In response to these ongoing pressures, organizations are taking action to attract and retain talent. Half (50 percent) of respondents have reviewed compensation of specific employee groups, and 28 percent are planning or considering doing so. Additionally, 44 percent are hiring people higher in relevant salary ranges, raising starting salary ranges (43 percent), reviewing compensation of all employees (42 percent) and enhancing use of retention bonuses or spot awards (40 percent).

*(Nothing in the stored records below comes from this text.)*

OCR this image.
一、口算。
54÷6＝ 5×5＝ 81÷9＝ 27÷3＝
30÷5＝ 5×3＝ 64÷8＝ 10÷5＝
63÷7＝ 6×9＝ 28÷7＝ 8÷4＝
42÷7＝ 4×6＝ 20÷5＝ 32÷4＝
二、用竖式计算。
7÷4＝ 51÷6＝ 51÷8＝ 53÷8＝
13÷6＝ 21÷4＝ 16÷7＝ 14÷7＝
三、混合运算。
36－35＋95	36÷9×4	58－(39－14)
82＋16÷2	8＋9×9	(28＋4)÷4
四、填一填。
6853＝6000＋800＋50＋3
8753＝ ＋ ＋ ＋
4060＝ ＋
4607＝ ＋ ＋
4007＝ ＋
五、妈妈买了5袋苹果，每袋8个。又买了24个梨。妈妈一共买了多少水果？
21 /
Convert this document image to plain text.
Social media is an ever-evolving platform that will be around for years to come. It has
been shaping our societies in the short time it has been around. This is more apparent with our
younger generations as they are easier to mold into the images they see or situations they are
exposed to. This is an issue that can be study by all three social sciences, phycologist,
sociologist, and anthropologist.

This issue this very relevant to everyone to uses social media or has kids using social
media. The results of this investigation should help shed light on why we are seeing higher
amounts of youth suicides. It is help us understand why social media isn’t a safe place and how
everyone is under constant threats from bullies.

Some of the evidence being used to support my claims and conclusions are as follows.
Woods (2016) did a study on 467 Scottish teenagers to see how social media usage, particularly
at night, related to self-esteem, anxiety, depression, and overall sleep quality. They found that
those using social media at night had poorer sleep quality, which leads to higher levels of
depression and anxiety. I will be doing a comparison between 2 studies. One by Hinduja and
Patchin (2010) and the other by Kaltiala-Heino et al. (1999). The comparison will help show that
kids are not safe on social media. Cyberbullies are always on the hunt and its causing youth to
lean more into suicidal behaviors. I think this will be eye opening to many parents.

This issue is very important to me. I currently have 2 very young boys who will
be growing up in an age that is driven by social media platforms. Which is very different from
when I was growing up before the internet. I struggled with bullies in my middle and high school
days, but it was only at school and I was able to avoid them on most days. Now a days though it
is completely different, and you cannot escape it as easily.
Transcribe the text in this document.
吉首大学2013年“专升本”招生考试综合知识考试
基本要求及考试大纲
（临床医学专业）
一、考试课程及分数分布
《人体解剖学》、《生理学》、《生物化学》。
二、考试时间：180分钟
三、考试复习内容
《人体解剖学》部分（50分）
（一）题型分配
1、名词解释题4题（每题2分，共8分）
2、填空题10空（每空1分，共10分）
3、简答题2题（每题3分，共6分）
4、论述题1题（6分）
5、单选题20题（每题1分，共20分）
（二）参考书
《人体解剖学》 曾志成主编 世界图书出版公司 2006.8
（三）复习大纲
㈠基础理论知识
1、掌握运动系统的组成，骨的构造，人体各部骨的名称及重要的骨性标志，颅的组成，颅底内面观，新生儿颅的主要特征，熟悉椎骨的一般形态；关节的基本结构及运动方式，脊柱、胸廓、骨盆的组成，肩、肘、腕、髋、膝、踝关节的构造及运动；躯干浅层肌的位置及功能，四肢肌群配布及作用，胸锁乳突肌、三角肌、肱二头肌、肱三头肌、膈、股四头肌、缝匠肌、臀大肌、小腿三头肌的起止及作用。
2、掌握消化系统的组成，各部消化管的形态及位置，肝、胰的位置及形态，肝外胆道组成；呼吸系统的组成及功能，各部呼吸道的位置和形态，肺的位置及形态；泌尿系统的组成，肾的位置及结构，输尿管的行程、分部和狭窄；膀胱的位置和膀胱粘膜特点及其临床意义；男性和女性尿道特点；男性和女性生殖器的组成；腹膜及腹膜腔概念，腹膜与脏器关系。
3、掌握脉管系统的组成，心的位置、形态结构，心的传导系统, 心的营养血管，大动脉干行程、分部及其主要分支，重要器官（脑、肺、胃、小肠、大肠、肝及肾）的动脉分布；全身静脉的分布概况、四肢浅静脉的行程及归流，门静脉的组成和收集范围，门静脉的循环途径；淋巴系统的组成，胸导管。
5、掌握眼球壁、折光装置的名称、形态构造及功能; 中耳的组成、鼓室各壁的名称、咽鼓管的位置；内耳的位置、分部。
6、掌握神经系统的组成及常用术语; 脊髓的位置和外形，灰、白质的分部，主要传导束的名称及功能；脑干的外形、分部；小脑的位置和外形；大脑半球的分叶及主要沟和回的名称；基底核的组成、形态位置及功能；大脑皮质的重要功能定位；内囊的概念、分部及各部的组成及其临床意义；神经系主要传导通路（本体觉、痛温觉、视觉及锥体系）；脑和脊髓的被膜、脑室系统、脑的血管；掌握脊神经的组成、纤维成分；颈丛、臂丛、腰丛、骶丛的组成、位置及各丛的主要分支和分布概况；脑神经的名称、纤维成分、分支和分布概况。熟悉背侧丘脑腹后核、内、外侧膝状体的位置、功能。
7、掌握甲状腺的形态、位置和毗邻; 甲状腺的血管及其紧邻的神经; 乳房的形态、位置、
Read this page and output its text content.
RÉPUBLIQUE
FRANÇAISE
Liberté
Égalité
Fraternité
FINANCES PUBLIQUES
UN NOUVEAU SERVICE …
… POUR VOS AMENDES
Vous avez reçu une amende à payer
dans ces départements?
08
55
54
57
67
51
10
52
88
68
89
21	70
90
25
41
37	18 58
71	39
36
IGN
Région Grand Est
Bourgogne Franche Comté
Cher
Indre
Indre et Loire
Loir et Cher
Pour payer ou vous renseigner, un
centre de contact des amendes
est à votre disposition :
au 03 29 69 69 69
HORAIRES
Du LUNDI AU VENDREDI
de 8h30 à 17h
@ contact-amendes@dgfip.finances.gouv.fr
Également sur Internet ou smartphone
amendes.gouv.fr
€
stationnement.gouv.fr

Non-monetary actions to attract and retain talent are in motion as well. More than half (59 percent) of respondents have broadened their emphasis on diversity, equity and inclusion, and 25 percent are planning or considering doing so. Nearly as many (58 percent) have increased workplace flexibility. While 46 percent of respondents have taken action to improve their employees’ experience, 41 percent are planning or considering doing so. Other measures taken include changing health and wellness benefits (36 percent), modifying reward elements of compensation programs (33 percent) and increasing training opportunities (26 percent). Almost half (43 percent) reported funding the increase in total compensation spend through total rewards optimization (up from 21 percent in 2022).

“It takes more than compensation to attract and keep great talent, and the past few years have pressed companies to be more resourceful,” said Lesli Jennings, North America leader, Work, Rewards & Careers, WTW. “As workforces become more diverse, demanding and dynamic, the key is understanding their specific needs and preferences while providing the desired employee experience and career opportunities within the company.”

About the survey. The Salary Budget Planning Report is compiled by WTW’s Reward Data Intelligence practice. The survey was conducted in April to June 2023. Approximately 33,000 sets of responses were received from companies across 150 countries worldwide. In the U.S., 2,090 organizations responded.